Martinez’s involvement in The Order grew, but he became disenchanted after the murder of a radio talk-show host who was Jewish.

“I was running into a lot of nutty guys, violent guys, guys who owned guns and talked about revolutions and wanted to kill blacks and kill Jews,” he said. “I didn’t wake up and ‘kumbaya’ the whole country. I still had a lot of anger more than anything. But the best thing was when I got arrested.”

Martinez became an FBI informant, co-authored a book about his experiences called “Brotherhood of Murder” and now travels the country going to speaking engagements.

He doesn’t reveal where he lives, and his agent doesn’t distribute his photograph. There has been at least one attempt on his life, he said.

But he feels good about being away from The Order for 27 years.

“My life is solid,” he said. “I have good support, great friends. My life has been blessed. I was given a second chance.”

Attorney Harold Levinson, chair of the Anti-Defamation League dinner, said he believes Martinez’s speech will be thought-provoking and offer hope, that even someone enmeshed in a hate group can get out and start a new life.

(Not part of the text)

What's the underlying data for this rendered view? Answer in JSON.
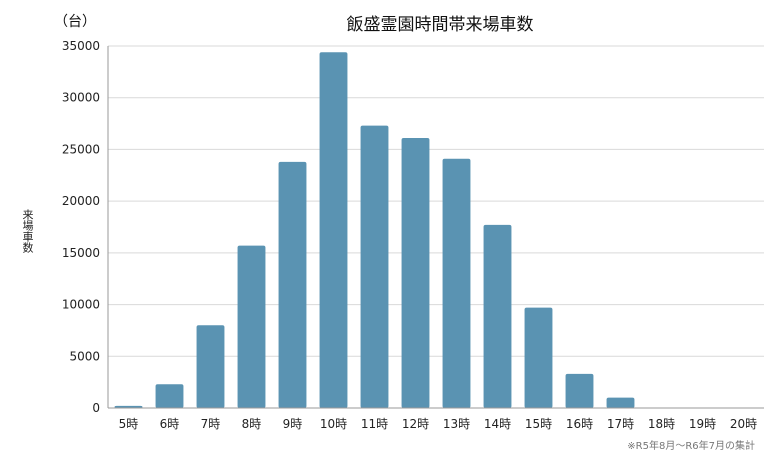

“We’ve had some issues here in Northeastern Pennsylvania. We’re not immune to the problems of bigotry,” Levinson said. “By reflecting on the words and experiences of Tom Martinez, we can see it’s not helpful to anyone – victims or perpetrators – to be part of that process.”

ADL DINNER

The Anti-Defamation League of Eastern Pennsylvania/Delaware will honor Dr. Susan Sordoni, founder of a medical clinic that benefits the working poor, tonight during a dinner at the Woodlands Inn and Resort in Plains Township. The reservations deadline has passed.